Just like everybody else around me, I used to buy all my food from the supermarket. Let's be realistic, it's much easier to have it all there and just grab it and put it in your basket; all products from A to Z. Gradually, I became unsatisfied with the vegetables and fruits I found there; so I started buying less and less; except when I was really in a hurry and craved an apple, or an orange, or a banana.
It's not just the fact that supermarket veggies are usually green-house produced; it's also the aspect of them being shipped for thousands of kilometers until they reach our stores; burning fuel along the way; so no matter how "eco" or "organic" they pretend to be, they are actually not, as long as they came from another country.
If you look it up; or I will do it for you one day; the core of the "organic"/ "bio"/ "eco"concept is that it must respect nature in all aspects. And it applies to all foods, not just veggies and fruits..
Then there's the problem of buying from corporations, rather than helping your local producers- what we call kilometer 0 products. Even if the product is made locally, wouldn't you help the producer more if you bought it directly from him rather than paying the supermarket for it? If possible, buy from source, and you'll have insured that next year you will still have km 0 products from that farmer you've helped directly...
Even better-grow your own basic food if possible, like tomatoes, leafy greens, salad, kale, etc... and buy the rest from the farmer's market.
|my balcony-grown kale, tomatoes & others|
I'm not saying I have the best idea; but it's still better than nothing, right? You could can almost anything, and other foods, like roots and squashes keep anyway; so why not buy them and store them while it's their season? I love nothing better than to have my kitchen well-stocked with as many ingredients as possible; in fact I was just telling my boyfriend the other day that if all markets closed for a month, we wouldn't starve... and I haven't even finished canning for this winter....
I'm an advocate for cooking your own food as much as possible, and growing it also is my ideal of a plentiful life.
If I'm not able to grow it, I buy it from people I know have grown it just as I would, no pesticides, chemicals of any sort, just sun, water and good earth.
Now let's talk about fruits that don't grow here.
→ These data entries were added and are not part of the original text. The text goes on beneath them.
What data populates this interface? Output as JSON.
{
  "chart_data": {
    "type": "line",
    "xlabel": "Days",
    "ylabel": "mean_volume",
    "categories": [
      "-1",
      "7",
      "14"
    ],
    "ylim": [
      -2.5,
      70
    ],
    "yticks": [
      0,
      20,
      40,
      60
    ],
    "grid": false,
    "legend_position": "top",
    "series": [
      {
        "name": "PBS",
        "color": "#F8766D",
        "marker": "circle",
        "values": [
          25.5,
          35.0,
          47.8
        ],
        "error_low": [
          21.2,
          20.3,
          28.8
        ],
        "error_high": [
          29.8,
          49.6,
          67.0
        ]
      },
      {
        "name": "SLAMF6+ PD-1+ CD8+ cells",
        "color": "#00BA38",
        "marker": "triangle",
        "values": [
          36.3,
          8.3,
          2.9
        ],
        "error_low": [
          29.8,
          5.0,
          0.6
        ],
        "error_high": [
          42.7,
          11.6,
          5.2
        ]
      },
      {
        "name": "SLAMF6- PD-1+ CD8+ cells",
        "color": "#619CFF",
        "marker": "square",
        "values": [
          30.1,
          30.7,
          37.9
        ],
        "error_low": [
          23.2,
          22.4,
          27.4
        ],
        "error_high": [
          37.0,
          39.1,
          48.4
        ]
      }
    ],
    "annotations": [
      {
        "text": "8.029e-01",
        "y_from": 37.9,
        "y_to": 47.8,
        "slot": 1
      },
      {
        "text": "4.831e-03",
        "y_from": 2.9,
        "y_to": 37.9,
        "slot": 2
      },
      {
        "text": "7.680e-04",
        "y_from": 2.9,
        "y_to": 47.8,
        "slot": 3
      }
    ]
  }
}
I find this topic extremely interesting, and I wanted to attack it for some time now. I love bananas, oranges and lemons, avocado and ginger root. None of these grow in Romania, and many of others that can be found only for a short while. My favorite snack is a banana, whenever I'm hungry and need a quick bite. As easy to imagine, I'm not quite happy with the situation. If oranges and lemons can grow closer to us, the other fruits and root respectively don't. I still buy them, but in smaller quantities, and try to buy them by the bulk, so less plastic is wasted.
I've been snooping the internet for a life with less waste, and Zero waste home has become my muse. I'm learning so much from this site, that at times I can't believe I didn't think of it sooner. I'll apply the "bring your own container" strategy when buying these tricky items, so at least some of the harm is reduced. But I will cut down my family's consumption of these items anyway.
Even though it might not be generally agreed upon, it's really not that hard to be a vegetarian in Romania. We have the means, the prejudices make it harder though. Restaurants make it worse. But with the right determination, it is possible. It also depends on what lengths you are willing to go; and it also depends on what you understand by the concept. I am not just a vegan or vegetarian, or whatever you call it. (and yes, I know the difference between the two terms).
I'm a person who cares; and that is why I'm doing everything. I care about the Earth and its inhabitants, I believe Nature is a Goddess and I worship Her, I believe that by not hurting others I can become a lighter soul, and I'm working on it.
|Mother Earth Gaia- Google Images|
|Yggdrasil - Wikipedia|
If trees could speak, what would they whisper to us?